2024) and other foundational infrastructure and commit both human and 
technological resources to support them. This is especially crucial given that 
many countries, despite their reliance on biodiversity data for modelling and 
monitoring, often lack the necessary capacity, expertise or funding to fully exploit 
its potential (WMoersberger et al. 2024). As illustrated by New Zealand's example, 
where a small population and limited taxonomic expertise hinder the 
development of comprehensive taxonomic research, many countries depend on 
international collaboration for taxonomic knowledge. Addressing this taxonomic 
impediment calls for capacity building, knowledge exchange and the creation of 
sustainable, FAIR-aligned taxonomic services through coordinated efforts ( 
Buckley 2024). A unified global solution may be impractical, yet stronger 
coordination in the software and standards that support taxonomic services is 
critical. This can facilitate the effective use of new data elements like PSH and 
promote shared governance structures.

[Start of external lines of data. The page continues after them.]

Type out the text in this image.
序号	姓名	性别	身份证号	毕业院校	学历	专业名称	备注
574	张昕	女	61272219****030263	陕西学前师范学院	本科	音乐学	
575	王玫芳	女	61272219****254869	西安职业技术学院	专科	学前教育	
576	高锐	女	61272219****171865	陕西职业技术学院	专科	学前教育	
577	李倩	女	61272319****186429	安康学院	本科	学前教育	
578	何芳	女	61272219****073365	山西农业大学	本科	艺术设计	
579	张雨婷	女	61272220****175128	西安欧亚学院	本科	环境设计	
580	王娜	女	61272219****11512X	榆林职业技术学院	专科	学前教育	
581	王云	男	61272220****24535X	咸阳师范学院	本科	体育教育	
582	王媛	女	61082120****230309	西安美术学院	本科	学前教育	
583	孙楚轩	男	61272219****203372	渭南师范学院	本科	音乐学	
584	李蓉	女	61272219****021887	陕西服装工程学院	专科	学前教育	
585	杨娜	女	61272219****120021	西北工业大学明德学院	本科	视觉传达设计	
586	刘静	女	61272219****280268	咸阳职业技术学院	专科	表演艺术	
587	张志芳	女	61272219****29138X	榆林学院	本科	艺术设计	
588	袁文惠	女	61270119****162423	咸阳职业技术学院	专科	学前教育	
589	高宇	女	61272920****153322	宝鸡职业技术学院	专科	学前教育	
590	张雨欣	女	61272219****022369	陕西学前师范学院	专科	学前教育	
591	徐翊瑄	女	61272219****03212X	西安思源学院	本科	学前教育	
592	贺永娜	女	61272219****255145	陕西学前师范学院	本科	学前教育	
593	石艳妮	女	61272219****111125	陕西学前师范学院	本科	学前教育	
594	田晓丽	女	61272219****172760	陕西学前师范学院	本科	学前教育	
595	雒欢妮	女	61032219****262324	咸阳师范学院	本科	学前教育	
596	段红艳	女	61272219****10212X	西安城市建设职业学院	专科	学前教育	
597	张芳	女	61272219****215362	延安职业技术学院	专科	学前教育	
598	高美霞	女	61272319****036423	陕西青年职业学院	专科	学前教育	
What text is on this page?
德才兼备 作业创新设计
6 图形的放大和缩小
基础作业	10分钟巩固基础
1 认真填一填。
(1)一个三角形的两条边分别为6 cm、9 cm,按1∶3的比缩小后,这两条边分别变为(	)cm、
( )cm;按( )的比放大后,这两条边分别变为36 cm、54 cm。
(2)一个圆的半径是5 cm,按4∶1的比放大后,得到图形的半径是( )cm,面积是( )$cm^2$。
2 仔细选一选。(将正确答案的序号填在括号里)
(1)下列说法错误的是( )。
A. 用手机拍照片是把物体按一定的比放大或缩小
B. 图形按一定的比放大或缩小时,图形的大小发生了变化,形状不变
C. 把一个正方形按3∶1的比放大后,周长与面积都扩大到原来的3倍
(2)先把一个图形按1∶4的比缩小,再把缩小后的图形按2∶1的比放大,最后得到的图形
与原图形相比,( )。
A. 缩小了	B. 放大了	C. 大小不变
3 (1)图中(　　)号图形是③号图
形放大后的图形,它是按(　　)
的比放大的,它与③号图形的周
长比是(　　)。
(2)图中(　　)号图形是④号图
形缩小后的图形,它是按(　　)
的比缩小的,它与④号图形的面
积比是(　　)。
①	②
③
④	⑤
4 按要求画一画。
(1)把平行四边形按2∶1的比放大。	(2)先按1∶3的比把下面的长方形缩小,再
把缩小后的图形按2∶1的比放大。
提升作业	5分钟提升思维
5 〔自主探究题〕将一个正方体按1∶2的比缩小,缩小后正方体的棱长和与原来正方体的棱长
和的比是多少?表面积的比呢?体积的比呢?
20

For instance, the discussions by Sandall 
et al. (2023) on checklist maintenance can be extended to taxonomic software 
and service development, where PSH could be tested and refined. Capacity 


11 


management and funding challenges also require open dialogue, especially 
given the voluntary nature of many contributions in taxonomy and also in 
biodiversity informatics and data stewardship. Metrics from open-source projects, 
such as the "Contributor Absence Factor" (or "Bus Factor") - which assesses how 
many contributors can be lost before a project is impacted - could help guide 
efforts towards sustainability. By learning from open-source practices and 
research software sustainability principles (Cohen et al. 2021), we can enhance 
taxonomy's resilience and interoperability across regions. While taxonomic 
expertise remains indispensable, adopting insights from open-source and other 
data ecosystems will help us to overcome challenges in data infrastructure and 
interoperability. 


Conclusion 


Buckley's concept of PSH, primarily proposed within entomology, parallels existing 
frameworks like SH in mycology and BINs and OTUs from molecular methods. Despite 
their overlaps and distinctions, the need for standardised frameworks to manage 
preliminary and evolving taxonomic data remains crucial. These frameworks address 
challenges across diverse taxonomic domains, emphasising their potential to create 
interoperable and dynamic taxonomic practices, but a wider and global discussion is 
needed to find a holistic solution. 


In the context of New Zealand, Buckley advocates for shifting entomological taxonomy 
away from the primary focus on completing Linnaean classification. Instead, his proposal 
highlights achievable objectives aligned with realistic funding and _ timelines, 
incorporating DNA data and Al methods as preliminary steps towards formal 
classification. This commentary connects Buckley's proposal to broader initiatives, such 
as FAIR principles, Digital Extended Specimens, Taxon Concept Schema, Taxonomic 
Data Objects and open-source software practices. By treating PSH as data points - 
similar to versioned git "commits" or "preprints" - species identification and classifications 
can be iteratively refined without losing historical data. This fosters a more adaptable and 
integrative approach to taxonomy, bridging morphological and molecular data and Al- 
based identification, while enhancing global biodiversity conservation efforts. 


Conflicts of interest 


The authors have declared that no competing interests exist.